Due to proprietary constraints of data extraction, we have only provided a representative snippet of Dataset C with the code submission in supplementary documents.The primary purpose of this submission is to provide **conceptual reproducibility** and to allow for the verification of our code and pipeline.

The included **tutorial notebook (`Tutorial_CURT_point.ipynb`)** and the **sample data (`sample_data/`)** are designed to execute our entire pipeline end-to-end without errors on a small scale.

**Key Points:**

*   The numerical results generated from running this notebook **will not match** the results in the paper.
*   Due to the extremely small size of the sample data, simpler models like the Heuristic-Based Method may appear to perform better within the notebook.
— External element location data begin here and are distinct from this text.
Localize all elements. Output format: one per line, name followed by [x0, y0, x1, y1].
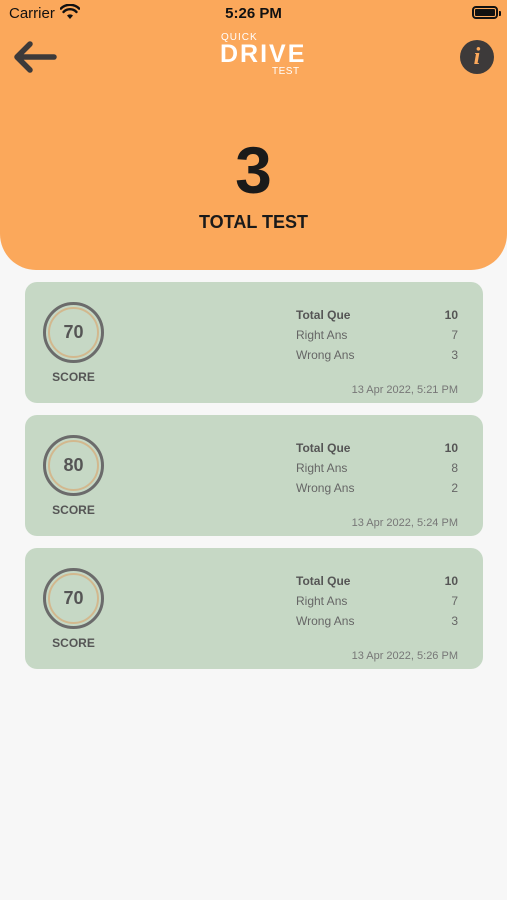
right-ans-label: Right Ans [296, 594, 348, 608]
score-label: SCORE [52, 370, 95, 384]
score-value: 80 [63, 455, 84, 475]
score-label: SCORE [52, 503, 95, 517]
result-date: 13 Apr 2022, 5:26 PM [351, 650, 458, 662]
result-card[interactable]: 70 SCORE Total Que 10 Right Ans 7 Wrong An… [25, 548, 483, 669]
result-stats: Total Que 10 Right Ans 7 Wrong Ans 3 [296, 306, 458, 366]
wrong-ans-label: Wrong Ans [296, 614, 355, 628]
score-value: 70 [63, 588, 84, 608]
back-button[interactable] [10, 38, 60, 76]
total-que-label: Total Que [296, 574, 351, 588]
wrong-ans-value: 3 [451, 614, 458, 628]
app-logo: QUICK DRIVE TEST [215, 32, 305, 80]
result-stats: Total Que 10 Right Ans 7 Wrong Ans 3 [296, 572, 458, 632]
total-que-label: Total Que [296, 308, 351, 322]
logo-drive: DRIVE [220, 40, 307, 68]
status-bar: Carrier 5:26 PM [0, 0, 507, 28]
score-ring: 70 [43, 302, 104, 363]
result-date: 13 Apr 2022, 5:24 PM [351, 517, 458, 529]
right-ans-value: 7 [451, 594, 458, 608]
header-panel: Carrier 5:26 PM QUICK DRIVE TEST i 3 TOT… [0, 0, 507, 270]
right-ans-value: 7 [451, 328, 458, 342]
total-que-value: 10 [444, 574, 458, 588]
right-ans-value: 8 [451, 461, 458, 475]
right-ans-label: Right Ans [296, 328, 348, 342]
score-ring: 80 [43, 435, 104, 496]
right-ans-label: Right Ans [296, 461, 348, 475]
result-date: 13 Apr 2022, 5:21 PM [351, 384, 458, 396]
wrong-ans-label: Wrong Ans [296, 481, 355, 495]
battery-icon [472, 6, 501, 19]
status-time: 5:26 PM [225, 5, 282, 22]
wrong-ans-value: 3 [451, 348, 458, 362]
total-que-label: Total Que [296, 441, 351, 455]
score-value: 70 [63, 322, 84, 342]
score-label: SCORE [52, 636, 95, 650]
score-ring: 70 [43, 568, 104, 629]
results-list: 70 SCORE Total Que 10 Right Ans 7 Wrong An… [25, 282, 483, 681]
back-arrow-icon [14, 41, 57, 73]
info-icon: i [473, 44, 481, 70]
total-que-value: 10 [444, 308, 458, 322]
total-test-label: TOTAL TEST [198, 212, 308, 232]
result-card[interactable]: 80 SCORE Total Que 10 Right Ans 8 Wrong An… [25, 415, 483, 536]
total-que-value: 10 [444, 441, 458, 455]
wrong-ans-value: 2 [451, 481, 458, 495]
wrong-ans-label: Wrong Ans [296, 348, 355, 362]
info-button[interactable]: i [460, 40, 494, 74]
result-card[interactable]: 70 SCORE Total Que 10 Right Ans 7 Wrong An… [25, 282, 483, 403]
result-stats: Total Que 10 Right Ans 8 Wrong Ans 2 [296, 439, 458, 499]
total-test-count: 3 [235, 133, 272, 207]
logo-test: TEST [272, 66, 300, 77]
This is an artifact of the low-data regime.
*   On the full, real-world datasets, as demonstrated conclusively in our paper's main results (Table 1), the **Two-Stage End-to-End model and our final Hybrid System are decisively superior.**


**Analysis of result on the sample dataset**
* In this case we see that the Heuristic baseline has performed better than the Two stage E2E method: The main reason is that the classification backbone on which the Two stage E2E is itself not a specialist. Since we do a soft-argmax in teh regression, its input which is clasiification logits, to give a more precise results. It is not the case in this senario as we have too little data to train it.
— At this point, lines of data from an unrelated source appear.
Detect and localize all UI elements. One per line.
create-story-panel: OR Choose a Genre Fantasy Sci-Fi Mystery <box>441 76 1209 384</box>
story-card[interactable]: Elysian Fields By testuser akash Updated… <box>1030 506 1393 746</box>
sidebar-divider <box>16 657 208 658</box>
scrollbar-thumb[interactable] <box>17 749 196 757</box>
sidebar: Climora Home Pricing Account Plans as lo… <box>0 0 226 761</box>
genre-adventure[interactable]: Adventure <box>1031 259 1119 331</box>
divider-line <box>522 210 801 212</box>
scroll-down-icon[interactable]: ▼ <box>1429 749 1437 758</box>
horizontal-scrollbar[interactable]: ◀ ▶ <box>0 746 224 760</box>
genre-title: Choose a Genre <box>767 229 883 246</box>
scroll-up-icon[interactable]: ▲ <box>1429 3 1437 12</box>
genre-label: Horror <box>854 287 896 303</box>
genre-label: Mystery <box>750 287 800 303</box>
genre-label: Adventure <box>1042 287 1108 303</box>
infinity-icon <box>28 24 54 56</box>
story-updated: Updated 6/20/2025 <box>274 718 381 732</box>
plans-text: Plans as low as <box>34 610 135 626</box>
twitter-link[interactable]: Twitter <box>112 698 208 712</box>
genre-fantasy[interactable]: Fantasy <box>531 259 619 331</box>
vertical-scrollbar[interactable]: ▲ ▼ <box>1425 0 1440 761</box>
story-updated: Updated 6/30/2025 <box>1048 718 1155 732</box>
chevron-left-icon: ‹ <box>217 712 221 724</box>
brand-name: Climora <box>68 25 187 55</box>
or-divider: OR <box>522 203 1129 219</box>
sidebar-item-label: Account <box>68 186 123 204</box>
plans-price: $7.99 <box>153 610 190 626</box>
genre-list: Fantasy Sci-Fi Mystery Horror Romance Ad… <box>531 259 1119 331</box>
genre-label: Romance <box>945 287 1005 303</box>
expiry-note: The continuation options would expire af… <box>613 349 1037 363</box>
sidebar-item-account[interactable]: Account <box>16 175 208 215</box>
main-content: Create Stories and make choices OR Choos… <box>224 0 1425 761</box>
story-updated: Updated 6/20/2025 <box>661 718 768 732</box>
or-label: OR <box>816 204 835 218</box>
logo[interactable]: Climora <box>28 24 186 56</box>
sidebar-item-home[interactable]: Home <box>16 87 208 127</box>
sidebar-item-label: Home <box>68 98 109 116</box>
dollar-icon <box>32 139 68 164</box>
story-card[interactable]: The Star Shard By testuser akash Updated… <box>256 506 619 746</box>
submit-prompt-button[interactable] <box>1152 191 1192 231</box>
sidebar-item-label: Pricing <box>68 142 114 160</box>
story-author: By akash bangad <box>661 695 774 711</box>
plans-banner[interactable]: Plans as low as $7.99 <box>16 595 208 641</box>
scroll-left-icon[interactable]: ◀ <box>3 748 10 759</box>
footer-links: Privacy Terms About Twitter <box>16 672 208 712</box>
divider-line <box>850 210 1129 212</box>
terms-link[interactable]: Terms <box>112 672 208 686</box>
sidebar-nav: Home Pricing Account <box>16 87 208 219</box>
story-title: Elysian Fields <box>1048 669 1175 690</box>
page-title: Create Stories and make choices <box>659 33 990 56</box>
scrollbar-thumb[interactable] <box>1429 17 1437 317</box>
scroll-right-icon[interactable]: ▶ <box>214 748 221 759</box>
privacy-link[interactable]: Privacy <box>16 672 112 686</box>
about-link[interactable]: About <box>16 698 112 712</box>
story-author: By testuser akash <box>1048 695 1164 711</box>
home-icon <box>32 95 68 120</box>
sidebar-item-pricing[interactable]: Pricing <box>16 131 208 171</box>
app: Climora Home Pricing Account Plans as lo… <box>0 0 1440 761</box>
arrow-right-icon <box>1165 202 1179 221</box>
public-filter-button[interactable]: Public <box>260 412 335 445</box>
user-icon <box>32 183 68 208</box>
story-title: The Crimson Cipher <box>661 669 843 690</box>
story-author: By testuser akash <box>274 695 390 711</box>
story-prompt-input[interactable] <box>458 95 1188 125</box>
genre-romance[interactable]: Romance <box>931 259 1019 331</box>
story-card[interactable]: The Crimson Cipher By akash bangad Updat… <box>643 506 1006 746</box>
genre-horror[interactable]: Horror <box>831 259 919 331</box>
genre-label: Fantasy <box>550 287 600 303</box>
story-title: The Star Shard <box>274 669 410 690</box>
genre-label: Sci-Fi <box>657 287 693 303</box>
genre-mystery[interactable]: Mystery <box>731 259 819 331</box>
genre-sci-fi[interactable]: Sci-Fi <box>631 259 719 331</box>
* However we see that out our Final model with Heuristic gate is able to get the best performance, by detecting the outlieres, as its recall is similar to the Heuristic and the median has decresed by half. This states that for clearly distributed classification logits, it provides more precises change-point.

---

## 🚀 Getting Started

The recommended way to explore our work is to open and run the `Tutorial_CURT_point.ipynb` notebook. It contains all the necessary source code for the models and training procedures, along with step-by-step explanations.

### 1. Environment Setup

The packages required for the project can be installed through pip installing core dependencies or running the `Install.ipynb` notebook.
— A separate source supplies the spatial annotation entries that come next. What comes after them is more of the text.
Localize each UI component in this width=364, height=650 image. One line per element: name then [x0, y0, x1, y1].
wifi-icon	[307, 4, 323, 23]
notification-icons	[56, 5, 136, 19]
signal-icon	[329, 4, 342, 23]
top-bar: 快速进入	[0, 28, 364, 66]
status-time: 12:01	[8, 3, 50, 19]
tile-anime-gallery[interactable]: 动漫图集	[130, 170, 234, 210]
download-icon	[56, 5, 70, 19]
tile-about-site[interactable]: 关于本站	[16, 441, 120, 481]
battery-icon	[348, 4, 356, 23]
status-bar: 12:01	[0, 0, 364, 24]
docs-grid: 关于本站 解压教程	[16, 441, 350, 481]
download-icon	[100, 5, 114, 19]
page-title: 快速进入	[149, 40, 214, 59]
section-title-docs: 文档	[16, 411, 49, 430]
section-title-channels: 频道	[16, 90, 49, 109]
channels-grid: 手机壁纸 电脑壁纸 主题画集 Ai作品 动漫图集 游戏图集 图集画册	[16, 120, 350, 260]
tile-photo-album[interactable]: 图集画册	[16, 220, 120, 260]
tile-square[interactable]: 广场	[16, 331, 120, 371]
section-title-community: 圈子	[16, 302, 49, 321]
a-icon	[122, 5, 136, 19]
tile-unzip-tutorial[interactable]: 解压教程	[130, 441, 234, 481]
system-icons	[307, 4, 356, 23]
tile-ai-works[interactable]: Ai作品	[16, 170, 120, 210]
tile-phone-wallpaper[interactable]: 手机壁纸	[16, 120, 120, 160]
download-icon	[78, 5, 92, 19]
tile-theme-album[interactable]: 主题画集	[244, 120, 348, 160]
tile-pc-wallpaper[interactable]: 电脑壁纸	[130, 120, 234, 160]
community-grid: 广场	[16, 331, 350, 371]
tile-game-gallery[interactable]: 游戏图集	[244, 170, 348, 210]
### 2. Run the Tutorial Notebook

## Project Structure

*   `Tutorial_CURT_point.ipynb`: The main file containing all code, explanations, and a demonstration of the full training and evaluation pipeline on sample data.
*   `sample_data/`: A small, representative snippet of our most complex dataset (Dataset C) to ensure the notebook is runnable.
*   `Install.ipynb`: A pip requirements file.
*   `LICENSE`: License foe the code and data
*   `README.md`: This file.

## Core Dependencies

Our implementation relies on the following major libraries:

*   **PyTorch:** For building and training the neural networks.
*   **fastai:** For the high-level training loop and data loading abstractions.
*   **pandas:** For data manipulation and the rolling-mean heuristic.
*   **NumPy:** For numerical operations.
*   **matplotlib:** For plotting and visualizations.

---

## Data Availability

The full, curated datasets used in this study are proprietary and cannot be made publicly available. The raw data was sourced from public repositories maintained by the respective US states (Colorado, Wyoming) and the Norwegian Petroleum Directorate. The provided `sample_data/` is a small, anonymized snippet of the preprocessed Dataset C, intended solely for demonstrating the code's functionality.